De Laurentiis: «Il Napoli come la Ferrari. Saremo competitivi»

© foto www.imagephotoagency.it

«Nel 2014 saremo ancora più competitivi». Esordisce così Aurelio De Laurentiis ai microfoni di Radio Kiss Kiss, in vista del nuovo anno e della partita importante di inaugurazione del 2014 contro la Sampdoria. Il patron del Napoli lancia quasi un monito ai blucerchiati e alle altre italiane, per poi proseguire sulla scelta che ha portato in azzurro Rafa Benitez: «Abbiamo scelto Benitez quale tecnico che caratterizzasse il nostro gioco così come viene effettuato nei più grandi Club del mondo. Il 4-2-3-1 è un modulo vincente ma anche complesso da assorbire. Quindi c’è bisogno di tempo ed anche eventualmente di uomini che possano interpretarlo al massimo, ma questo non vuol dire che i giocatori che abbiamo in rosa non sappiamo farlo al meglio». 

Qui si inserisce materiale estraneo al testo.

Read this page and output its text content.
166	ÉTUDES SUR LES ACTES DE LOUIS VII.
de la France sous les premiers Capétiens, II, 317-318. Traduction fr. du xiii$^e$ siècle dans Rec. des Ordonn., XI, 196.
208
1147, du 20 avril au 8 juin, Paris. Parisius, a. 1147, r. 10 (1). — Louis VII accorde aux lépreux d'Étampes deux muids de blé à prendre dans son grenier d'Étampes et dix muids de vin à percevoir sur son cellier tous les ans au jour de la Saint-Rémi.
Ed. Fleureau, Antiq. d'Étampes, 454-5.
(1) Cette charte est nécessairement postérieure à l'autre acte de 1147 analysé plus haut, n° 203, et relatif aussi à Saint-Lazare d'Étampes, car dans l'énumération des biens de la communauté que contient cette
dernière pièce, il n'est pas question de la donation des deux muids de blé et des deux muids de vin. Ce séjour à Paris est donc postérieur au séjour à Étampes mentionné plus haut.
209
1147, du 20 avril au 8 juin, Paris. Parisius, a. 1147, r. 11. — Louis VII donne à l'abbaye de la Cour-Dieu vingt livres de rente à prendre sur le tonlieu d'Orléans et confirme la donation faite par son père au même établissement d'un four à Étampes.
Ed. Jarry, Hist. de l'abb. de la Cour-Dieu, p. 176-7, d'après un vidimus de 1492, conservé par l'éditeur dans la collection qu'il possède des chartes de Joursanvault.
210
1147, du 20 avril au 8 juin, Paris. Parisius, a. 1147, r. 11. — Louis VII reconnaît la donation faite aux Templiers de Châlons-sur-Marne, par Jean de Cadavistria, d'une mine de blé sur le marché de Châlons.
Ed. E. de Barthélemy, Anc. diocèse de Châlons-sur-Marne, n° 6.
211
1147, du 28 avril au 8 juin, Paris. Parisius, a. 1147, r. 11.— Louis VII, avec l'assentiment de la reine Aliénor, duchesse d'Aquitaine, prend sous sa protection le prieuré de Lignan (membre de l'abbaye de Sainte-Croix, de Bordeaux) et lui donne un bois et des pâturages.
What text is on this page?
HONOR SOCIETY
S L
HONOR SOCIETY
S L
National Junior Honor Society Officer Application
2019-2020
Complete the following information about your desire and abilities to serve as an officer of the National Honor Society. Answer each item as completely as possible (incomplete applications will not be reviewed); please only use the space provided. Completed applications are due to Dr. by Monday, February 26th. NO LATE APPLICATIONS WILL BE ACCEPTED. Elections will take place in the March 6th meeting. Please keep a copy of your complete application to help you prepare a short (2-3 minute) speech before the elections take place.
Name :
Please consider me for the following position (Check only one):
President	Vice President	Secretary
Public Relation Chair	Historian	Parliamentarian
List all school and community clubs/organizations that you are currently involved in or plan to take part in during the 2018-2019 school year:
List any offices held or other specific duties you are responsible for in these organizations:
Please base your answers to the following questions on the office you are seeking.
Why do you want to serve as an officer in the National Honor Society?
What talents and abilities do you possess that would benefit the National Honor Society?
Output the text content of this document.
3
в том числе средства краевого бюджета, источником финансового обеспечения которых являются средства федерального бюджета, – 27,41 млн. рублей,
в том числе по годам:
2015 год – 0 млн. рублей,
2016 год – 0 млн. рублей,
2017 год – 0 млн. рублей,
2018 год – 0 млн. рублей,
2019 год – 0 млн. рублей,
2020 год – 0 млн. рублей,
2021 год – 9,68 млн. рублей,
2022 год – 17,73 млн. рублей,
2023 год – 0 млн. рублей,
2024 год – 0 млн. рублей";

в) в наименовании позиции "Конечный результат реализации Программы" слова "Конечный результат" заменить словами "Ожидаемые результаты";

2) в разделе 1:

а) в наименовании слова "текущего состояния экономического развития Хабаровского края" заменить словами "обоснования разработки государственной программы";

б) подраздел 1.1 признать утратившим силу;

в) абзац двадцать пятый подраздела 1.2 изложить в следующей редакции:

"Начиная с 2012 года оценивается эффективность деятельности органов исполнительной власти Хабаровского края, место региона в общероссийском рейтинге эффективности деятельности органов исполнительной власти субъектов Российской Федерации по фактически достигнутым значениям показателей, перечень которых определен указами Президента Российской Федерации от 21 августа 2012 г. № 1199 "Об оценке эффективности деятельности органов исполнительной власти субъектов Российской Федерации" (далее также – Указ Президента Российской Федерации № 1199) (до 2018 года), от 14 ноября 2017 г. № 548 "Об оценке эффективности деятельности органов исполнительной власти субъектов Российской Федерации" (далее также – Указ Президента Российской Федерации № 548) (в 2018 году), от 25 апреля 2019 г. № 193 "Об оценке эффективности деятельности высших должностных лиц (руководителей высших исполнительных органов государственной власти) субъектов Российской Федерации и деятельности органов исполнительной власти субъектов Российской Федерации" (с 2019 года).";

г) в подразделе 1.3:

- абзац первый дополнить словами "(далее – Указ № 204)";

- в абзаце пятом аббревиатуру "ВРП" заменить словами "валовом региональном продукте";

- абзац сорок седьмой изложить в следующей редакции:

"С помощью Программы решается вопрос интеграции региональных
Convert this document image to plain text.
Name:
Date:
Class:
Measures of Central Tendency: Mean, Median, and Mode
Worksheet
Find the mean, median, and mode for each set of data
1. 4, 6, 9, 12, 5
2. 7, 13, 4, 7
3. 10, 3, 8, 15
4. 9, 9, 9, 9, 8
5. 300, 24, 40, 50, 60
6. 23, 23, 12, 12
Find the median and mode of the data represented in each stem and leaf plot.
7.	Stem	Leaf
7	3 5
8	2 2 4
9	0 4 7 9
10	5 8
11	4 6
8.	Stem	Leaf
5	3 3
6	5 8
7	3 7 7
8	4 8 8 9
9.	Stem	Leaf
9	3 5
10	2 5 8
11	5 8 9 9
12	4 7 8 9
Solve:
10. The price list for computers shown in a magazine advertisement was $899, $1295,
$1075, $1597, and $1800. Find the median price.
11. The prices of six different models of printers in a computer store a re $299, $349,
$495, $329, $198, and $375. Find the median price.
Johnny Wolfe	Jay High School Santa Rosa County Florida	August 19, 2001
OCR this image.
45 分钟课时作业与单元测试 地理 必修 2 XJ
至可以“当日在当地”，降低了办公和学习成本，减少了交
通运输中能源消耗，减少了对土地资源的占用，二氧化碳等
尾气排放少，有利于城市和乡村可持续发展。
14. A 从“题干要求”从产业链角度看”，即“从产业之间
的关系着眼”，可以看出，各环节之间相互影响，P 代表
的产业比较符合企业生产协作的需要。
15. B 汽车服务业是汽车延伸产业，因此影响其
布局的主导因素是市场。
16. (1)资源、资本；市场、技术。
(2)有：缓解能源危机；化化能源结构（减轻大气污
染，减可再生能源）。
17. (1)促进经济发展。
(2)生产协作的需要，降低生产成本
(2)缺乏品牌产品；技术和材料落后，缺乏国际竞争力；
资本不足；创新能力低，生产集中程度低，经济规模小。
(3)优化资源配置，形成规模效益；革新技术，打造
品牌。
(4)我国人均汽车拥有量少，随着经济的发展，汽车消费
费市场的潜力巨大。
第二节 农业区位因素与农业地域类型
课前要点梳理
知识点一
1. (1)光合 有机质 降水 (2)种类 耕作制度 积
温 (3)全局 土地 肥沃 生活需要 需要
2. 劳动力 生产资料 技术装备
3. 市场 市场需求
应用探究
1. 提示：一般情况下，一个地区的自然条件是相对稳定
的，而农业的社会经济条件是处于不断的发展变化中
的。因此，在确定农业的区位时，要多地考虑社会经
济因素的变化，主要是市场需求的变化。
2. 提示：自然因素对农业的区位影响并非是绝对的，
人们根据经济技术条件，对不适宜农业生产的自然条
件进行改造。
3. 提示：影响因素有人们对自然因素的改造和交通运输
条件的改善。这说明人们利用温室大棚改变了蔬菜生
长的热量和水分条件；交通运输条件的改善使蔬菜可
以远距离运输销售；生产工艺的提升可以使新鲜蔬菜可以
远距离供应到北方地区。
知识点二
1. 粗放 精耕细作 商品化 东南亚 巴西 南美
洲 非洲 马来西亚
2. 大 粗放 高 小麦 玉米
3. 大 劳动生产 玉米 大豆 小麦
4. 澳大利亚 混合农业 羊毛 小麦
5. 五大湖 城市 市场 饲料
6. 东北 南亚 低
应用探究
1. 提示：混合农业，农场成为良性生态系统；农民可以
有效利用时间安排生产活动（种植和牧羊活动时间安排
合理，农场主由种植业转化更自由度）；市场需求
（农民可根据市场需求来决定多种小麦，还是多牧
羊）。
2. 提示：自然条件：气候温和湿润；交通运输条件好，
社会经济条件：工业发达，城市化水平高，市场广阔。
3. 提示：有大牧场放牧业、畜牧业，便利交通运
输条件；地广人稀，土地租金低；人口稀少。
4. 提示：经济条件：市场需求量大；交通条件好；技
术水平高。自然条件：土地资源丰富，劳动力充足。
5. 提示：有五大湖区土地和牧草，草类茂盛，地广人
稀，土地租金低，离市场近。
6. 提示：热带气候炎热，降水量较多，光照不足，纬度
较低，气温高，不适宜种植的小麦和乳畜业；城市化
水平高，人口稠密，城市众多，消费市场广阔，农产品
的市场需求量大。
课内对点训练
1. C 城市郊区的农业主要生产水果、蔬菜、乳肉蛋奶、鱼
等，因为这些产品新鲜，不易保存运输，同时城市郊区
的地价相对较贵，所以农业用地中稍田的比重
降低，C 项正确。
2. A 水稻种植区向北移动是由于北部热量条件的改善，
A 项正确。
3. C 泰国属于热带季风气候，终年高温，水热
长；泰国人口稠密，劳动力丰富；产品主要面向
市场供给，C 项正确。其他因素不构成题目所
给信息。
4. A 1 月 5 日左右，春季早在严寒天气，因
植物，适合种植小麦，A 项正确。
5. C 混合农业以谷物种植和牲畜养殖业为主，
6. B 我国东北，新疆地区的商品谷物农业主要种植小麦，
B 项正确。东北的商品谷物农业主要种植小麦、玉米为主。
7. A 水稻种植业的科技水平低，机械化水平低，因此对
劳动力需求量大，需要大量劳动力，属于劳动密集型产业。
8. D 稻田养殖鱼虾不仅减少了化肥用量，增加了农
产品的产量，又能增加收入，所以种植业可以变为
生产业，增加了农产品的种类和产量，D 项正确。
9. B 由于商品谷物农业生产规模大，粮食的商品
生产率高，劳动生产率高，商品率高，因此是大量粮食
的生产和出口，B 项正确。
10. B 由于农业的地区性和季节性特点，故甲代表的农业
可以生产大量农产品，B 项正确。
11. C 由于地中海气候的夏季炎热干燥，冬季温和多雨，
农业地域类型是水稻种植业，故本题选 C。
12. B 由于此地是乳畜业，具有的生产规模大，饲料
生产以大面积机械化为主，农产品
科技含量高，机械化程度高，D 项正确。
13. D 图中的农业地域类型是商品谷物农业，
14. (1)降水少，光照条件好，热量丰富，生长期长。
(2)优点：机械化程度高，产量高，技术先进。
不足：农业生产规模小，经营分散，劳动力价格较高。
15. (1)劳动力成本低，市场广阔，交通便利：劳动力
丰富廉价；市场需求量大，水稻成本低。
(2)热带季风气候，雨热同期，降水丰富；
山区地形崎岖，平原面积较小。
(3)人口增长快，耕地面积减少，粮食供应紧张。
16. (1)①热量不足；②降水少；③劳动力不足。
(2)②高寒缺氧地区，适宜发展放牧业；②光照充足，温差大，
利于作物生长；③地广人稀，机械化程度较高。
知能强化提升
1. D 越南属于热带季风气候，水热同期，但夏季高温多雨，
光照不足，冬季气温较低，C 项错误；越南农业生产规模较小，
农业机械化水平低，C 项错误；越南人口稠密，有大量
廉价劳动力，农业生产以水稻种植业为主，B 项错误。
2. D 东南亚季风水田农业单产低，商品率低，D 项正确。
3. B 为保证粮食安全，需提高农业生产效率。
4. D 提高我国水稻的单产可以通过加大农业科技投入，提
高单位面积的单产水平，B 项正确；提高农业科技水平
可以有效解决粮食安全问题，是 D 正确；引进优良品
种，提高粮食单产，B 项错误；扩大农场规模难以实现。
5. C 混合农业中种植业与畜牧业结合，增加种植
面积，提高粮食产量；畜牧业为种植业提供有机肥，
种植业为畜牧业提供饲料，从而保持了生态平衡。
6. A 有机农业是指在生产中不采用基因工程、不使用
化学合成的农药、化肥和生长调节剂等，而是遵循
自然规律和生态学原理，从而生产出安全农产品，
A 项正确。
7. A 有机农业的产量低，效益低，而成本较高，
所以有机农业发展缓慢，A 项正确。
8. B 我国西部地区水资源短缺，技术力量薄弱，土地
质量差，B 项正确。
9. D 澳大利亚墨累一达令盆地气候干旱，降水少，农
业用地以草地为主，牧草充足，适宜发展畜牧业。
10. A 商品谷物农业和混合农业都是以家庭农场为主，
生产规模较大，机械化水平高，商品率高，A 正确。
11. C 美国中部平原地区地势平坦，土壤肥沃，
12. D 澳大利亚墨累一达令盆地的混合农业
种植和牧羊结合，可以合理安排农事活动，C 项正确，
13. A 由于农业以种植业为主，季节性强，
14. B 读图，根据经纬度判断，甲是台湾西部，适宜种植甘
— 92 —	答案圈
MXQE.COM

Il cammino del Napoli continua tra alti e bassi, ma a detta del presidente De Laurentiis ciò può portare risultati osservando la continuità del gruppo: «Abbiamo chiuso l’anno al terzo posto in campionato, con tre punti rispetto alla scorsa stagione e con il record di punti della storia azzurra. Il bilancio è positivo e deve far piacere a tutti, perchè non bisogna dimenticare che meno di dieci anni fa eravamo rinati dal nulla. Dobbiamo essere coscienti che siamo ripartiti da zero, come se non esistesse una Società di calcio. Abbiamo ricominciato dalla C, siamo ripartiti da lì fino a raggiungere in pochi anni i livelli attuali. Abbiamo fatto tesoro del fair play finanziario e siamo riusciti in questi anni a costruire con investimenti oculati quello che altri Club non sono riusciti a fare».

Infine, ha elencato gli obiettivi di un 2014 pieno di emozioni: «L’obiettivo principale è rafforzare sempre il Napoli attraverso la guida di un allenatore al quale bisogna dare il tempo per fare una giusta semina. Bisogna dare la possibilità ed il modo a chi ha in mano questa Formula 1 di condurla verso grandi traguardi. Il Napoli è come la Ferrari che negli anni può vincere e non vincere ma che sta sempre là tra le prime. Il nostro obiettivo è stare stabilmente nel calcio che conta e stazionare ai primi posti del campionato. In questi anni ci siamo riusciti e non mi sembra che altri grandi Club ci stiano riuscendo con la nostra frequenza. Noi lavoriamo ad un processo di internazionalizzazione e di mondializzazione e su questo percorso ci muoveremo in futuro“».